File sharing used to be, it seems to me, a more onerous / technical aspect of computing: FTP servers & clients, etc. These days, with the advent of the Cloud and devices and ones-to-ones it seems that it is really just e-handing in, i.e. file sharing is now the way that students do (or should) submit, well, everything to their teacher. This begs the question, though, of how best to do it. Here are some thoughts (inspired by this post here that outlines a number of different services / approaches).

One distinction to be drawn initially: assignments that will be annotated / edited by me (e.g. full-blown papers) and assignments that only require either summative comments at the end or little to no comments (classwork, homework, etc.). Each yields

The easiest and most obvious way to collect assignments is via your CMS (course management system). We use ItsLearning, which does a nice job with collecting things, especially with its plagiarism control (which isn’t flawless but sends up some good red flags). Here’s what I don’t like about it: the downloading. When I grade papers, I use Word’s track changes. When my students submit in ItsLearning, I have to navigate to the assignment page and download the file before grading it. This is an extra step I can do without. I don’t mind it because of the convenience that ItsLearning provides, i.e. my students are familiar with it and are used to going there, but it’s still an extra step.

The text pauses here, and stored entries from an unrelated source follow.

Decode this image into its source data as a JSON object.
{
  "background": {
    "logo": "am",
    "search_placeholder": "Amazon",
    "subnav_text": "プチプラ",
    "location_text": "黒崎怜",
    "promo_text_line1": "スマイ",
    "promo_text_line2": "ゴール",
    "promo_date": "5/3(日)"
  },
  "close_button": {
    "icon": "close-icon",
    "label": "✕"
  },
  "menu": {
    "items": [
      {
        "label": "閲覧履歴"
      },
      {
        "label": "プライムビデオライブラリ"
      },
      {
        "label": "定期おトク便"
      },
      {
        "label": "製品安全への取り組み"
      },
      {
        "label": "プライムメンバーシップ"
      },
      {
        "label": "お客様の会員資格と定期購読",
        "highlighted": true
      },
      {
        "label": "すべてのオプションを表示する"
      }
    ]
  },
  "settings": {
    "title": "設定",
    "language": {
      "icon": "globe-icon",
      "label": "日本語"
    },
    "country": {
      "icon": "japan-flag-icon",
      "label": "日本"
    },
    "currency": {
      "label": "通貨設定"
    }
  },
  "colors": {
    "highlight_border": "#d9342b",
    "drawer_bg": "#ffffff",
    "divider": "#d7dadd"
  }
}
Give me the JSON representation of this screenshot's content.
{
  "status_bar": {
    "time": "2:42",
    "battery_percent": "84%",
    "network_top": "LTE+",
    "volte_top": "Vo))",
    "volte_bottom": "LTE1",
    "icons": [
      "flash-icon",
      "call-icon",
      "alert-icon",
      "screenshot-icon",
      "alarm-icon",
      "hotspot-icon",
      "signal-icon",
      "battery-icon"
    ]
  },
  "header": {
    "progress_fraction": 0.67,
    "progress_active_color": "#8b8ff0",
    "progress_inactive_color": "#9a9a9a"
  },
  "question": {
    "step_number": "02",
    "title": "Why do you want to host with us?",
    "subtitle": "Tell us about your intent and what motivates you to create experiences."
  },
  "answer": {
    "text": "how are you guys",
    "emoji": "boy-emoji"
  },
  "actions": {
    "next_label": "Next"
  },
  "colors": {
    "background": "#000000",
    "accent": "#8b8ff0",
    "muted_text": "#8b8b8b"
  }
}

I experimented this year with Dropbox shared folders (which I’ve blogged about before, as well as how much I dislike GoogleDocs for anything but collaboration; I’m intrigued by GoogleDrive but not holding out too much hope). I won’t rehash all of that, but Dropbox is a great way to collect things, especially the smaller assignments. Larger / more important ones (like papers) I don’t like to collect via Dropbox because the whole class has access to the folder. Not that I would expect them to tamper, but you never know; better safe than sorry. Dropbox for smaller assignments, however, is ideal because of its ease. If I’m collecting a half page reflection, the time it takes to download from ItsLearning is about the same time it would take me to read it. In addition, Dropbox on the iPad in landscape mode allows you to see the list of files at left and the files themselves at right, so no double clicking and opening everything; just tap, read, tap, read, etc. (This can be mimicked to some extent in the Mac’s Finder: highlight the first file, use the spacebar preview to open a quick version, and use the arrow keys to move to subsequent files.)

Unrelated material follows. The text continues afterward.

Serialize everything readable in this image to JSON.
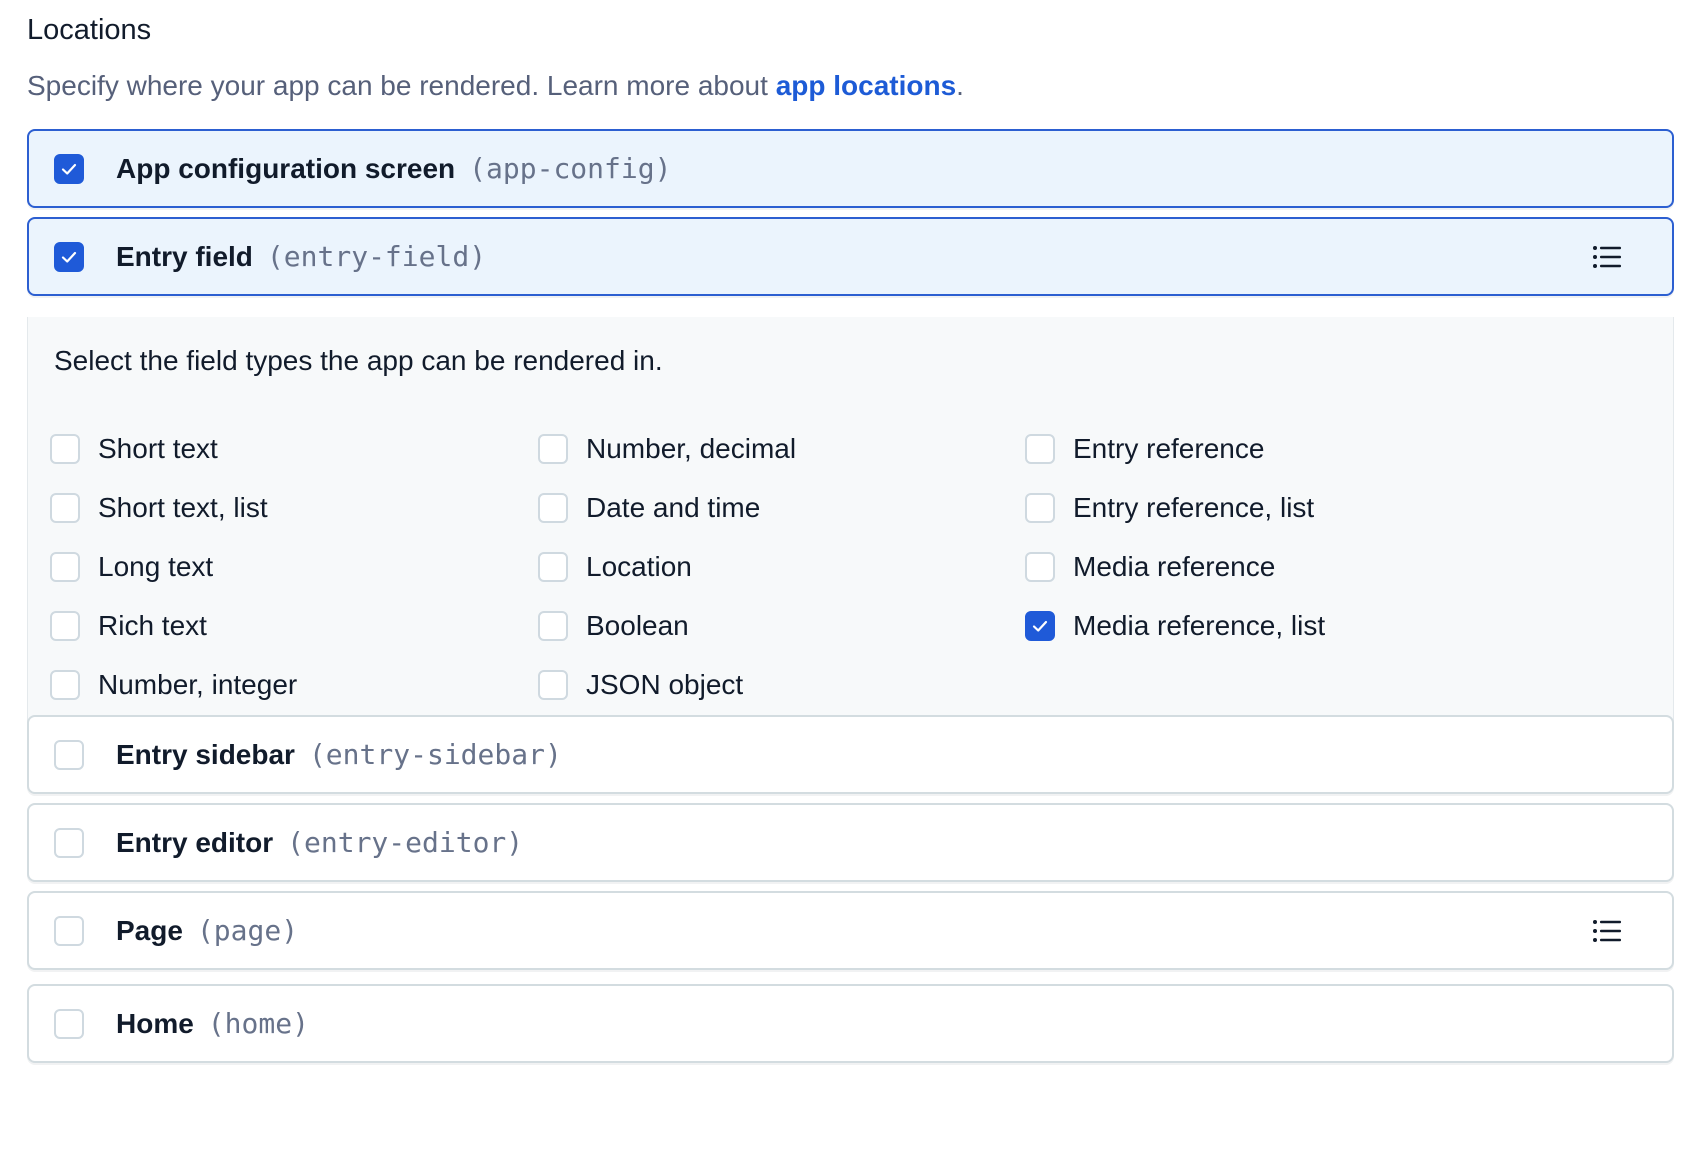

One option I liked from the blog post lined above was FileStork. Here’s the description from the blog above: “File Stork is a tool that works with Dropbox and allows you to collect files in two ways. You can make an individual file request by sending an email to someone. The other way, and the more practical way for teachers, is to create a “stand alone” request which will allow you to post an upload link on your blog or website. Visitors can then use that link to upload a file to your Dropbox where you can view it and download it if you like. File Stork allows you to specify an upload password and allows you to specify which types of files you will allow to be uploaded to your Dropbox. People uploading files to your Dropbox through File Stork do not have access to any of the files in your account.” Here’s the problem. It seems not to exist anymore. Filestork.com is a pay service whose logo is different from the one on the blog, and filestork.net seems to have been hacked or taken down (blank screen with Hi in the title bar); the link on the blog doesn’t open. And indeed it seems that as of June 15, 2012, Filestork is no more. (The link on the Tweet doesn’t work.) So if anyone wants to recreate it, I’d be all for it.